Canal Winchester land use plan

Armed with colorful maps detailing future land use, a temporary Canal Winchester planning committee ended its four-month-long mission with a presentation to a joint meeting of Canal Winchester Village Council and the village’s planning and zoning commission.

"(Mayor) Mike (Ebert) wanted to do some community planning and I wanted to do some parks planning," said Council President Rick Deeds. "That’s how the land use plan came about. It’s not to be construed as an annexation plan. It’s a land use plan so we don’t have things like an industrial park next to a residential development. We laid out the plan and it will really help discussions down the road, which goes hand-in-hand with the thoroughfare plan that was presented by EMH&T in a rough draft form. The thoroughfare plan helps with capital projects. From a planning perspective, this is just the start of other plans."

In addition to the mayor and Deeds, committee members included Development Director Chris Strayer, Planning and Zoning Administrator Alan Neimayer, Public Works Director Matt Peoples, Councilwoman Leah Turner, Main Street Canal Winchester Executive Director John Garrett, Bob Garvin, Steve Donahue, and Roger White.

According to land use statistics provided by the committee, the village encompasses over 4,630 acres. In 1991, 67 percent of Canal Winchester was agricultural with 2,432 acres. Today, the percentage is approximately 35 percent with 1,524 acres, but is still the highest use category.

Parks and open space increased from 363 acres in 1991 to 640 acres in 2008. Single family residential more than doubled to 876 acres, while multi-unit residential jumped from 7.8 acres to more than 79 acres. Commercial/retail space was two percent of the village’s total acreage 17 years ago and is now almost six percent. al/warehouse acreage dropped slightly from 110 acres to 108 acres.

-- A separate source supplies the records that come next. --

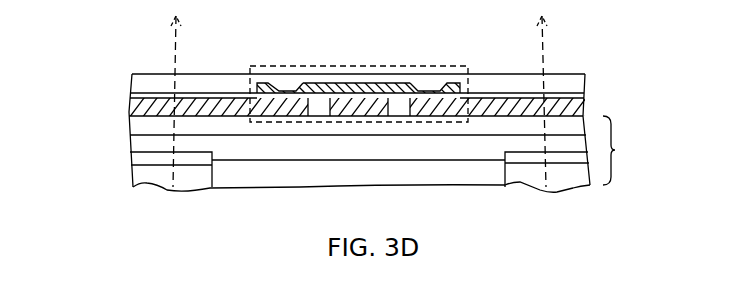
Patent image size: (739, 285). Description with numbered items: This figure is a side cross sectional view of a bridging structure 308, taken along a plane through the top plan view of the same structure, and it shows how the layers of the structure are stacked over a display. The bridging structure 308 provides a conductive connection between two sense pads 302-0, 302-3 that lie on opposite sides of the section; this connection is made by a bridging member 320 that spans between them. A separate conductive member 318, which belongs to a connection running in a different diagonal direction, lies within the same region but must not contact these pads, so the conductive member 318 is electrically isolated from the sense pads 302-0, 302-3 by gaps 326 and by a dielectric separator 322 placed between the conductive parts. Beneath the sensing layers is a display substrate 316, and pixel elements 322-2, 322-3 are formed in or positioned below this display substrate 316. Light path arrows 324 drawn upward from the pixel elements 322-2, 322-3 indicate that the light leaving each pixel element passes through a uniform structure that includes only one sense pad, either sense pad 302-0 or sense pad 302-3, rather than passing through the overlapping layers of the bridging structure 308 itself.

The bridging structure 308 is at (352, 66).
The bridging member 320 is at (388, 96).
The conductive member 318 is at (411, 84).
The dielectric separator 322 is at (305, 83).
The light path arrows 324 is at (173, 52).
The sense pad 302-0 is at (150, 92).
The sense pad 302-3 is at (583, 93).
The display substrate 316 is at (433, 150).
The pixel element 322-2 is at (183, 177).
The pixel element 322-3 is at (540, 187).
The gaps 326 is at (318, 102).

"When you look at industrial/warehouse space, it is only 2.5 percent of the total, yet it generates the most property and income tax for Canal Winchester," said Strayer. "But when you look at the percentages, they’re skewed in the direction of residential. We need to look at more office space (2.4 acres in 1991, 7.1 acres today). The committee assessed future land use, such as positioning of land around the interchange suits itself for retail. Around the railroad and areas like Rickenbacker, it’s more industrial. We looked at what are the highest and best uses."

Land use mapping projects the bulk of future industrial use centered in an area bordered by the former air base, London-Lancaster Road, Richardson Road, and Hayes Road, with another area of concentration along Rager Road and in an area bordered by U.S. Route 33 and Amanda-Northern Road NW.

"The next step is to get comments from planning and zoning and then from the council," continued Strayer. "Eventually, it’ll become a planning document we can use for future development."